Et cependant des yeux regardaient le Roi. Ils appartenaient au véritable Concurrent Invisible. Il sorti une arme étrange, une sorte de bâton incurvé qui pouvait vomir une gerbe de flammes dans un tonnerre assourdissant. Mais avant qu'il ne puisse déclencher l'instrument diabolique, il est frappé par derrière, et lâche son arme sur la surprise. Étourdi, il se rend compte en reprenant ses esprits que ses mains sont désormais attachés par des fers. A ses cotés se trouve Hergur Grabat, détective privé, qui conclut ainsi une affaire ancienne laissée en suspens contre sa volonté.
Le combat Royal continue, au-delà des cliquetis d'épée, mais alors le Général réussit à toucher la manche du Roi. La douleur l'oblige à lâcher son épée.

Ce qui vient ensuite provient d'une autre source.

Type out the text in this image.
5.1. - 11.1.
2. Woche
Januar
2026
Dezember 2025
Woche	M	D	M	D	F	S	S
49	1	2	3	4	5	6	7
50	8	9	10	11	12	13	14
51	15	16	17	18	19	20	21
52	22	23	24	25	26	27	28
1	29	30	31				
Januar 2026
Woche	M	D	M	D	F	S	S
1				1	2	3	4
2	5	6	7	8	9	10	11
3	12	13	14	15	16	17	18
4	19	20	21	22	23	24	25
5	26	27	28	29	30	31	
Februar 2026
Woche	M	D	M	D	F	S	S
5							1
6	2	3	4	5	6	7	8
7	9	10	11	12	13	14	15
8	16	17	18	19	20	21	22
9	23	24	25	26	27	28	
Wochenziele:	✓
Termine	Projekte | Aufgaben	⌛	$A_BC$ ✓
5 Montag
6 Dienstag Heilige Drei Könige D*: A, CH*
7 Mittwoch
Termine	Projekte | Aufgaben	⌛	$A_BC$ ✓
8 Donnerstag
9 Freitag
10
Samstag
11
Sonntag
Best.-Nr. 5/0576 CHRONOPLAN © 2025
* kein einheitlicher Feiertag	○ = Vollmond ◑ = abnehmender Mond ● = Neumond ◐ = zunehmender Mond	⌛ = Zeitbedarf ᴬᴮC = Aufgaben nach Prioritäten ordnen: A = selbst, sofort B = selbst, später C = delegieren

Alors que son ennemi croit l'avoir vaincu, le Roi se sert immédiatement de la main gauche et part l'attaque final de son ennemi. Comptant sur sa surprise, il plante son épée dans le cœur malgré la faiblesse de la main qui n'est point son fort. Alors, tous sont témoins de la mort du Général. L'ennemi, désormais décimé à moitié, arrête le combat, dénué de leurs chefs, l'un capturé, l'autre occis. La rage est anéantie par la peu et ils prennent la fuite, dans un chaos total, sous le regard de l'armée Royale. Saphilthos vient voir le Roi.
« -Eh bien, nous sommes encore en vie.
-Je vois déjà que nous avons eu des pertes... Rentrons. Nous devons lancer immédiatement notre Exode. Le soleil s'est déjà éteint, il nous reste trop peu de temps »
Sans cérémonie le Roi ramène alors ses hommes à la bibliothèque aussi vite que possible. Il voit qu'ont survécu Jelea, NakedNeighbor, Melicat, Koushak, Armeo, Cyllian ainsi que d'autres qu'il oublie. Mais il n'avait pas le temps de laisser le soulagement s'emparer de lui. Il fallait rejoindre Yusha et Sushimimi qui continuaient de préparer leur fuite.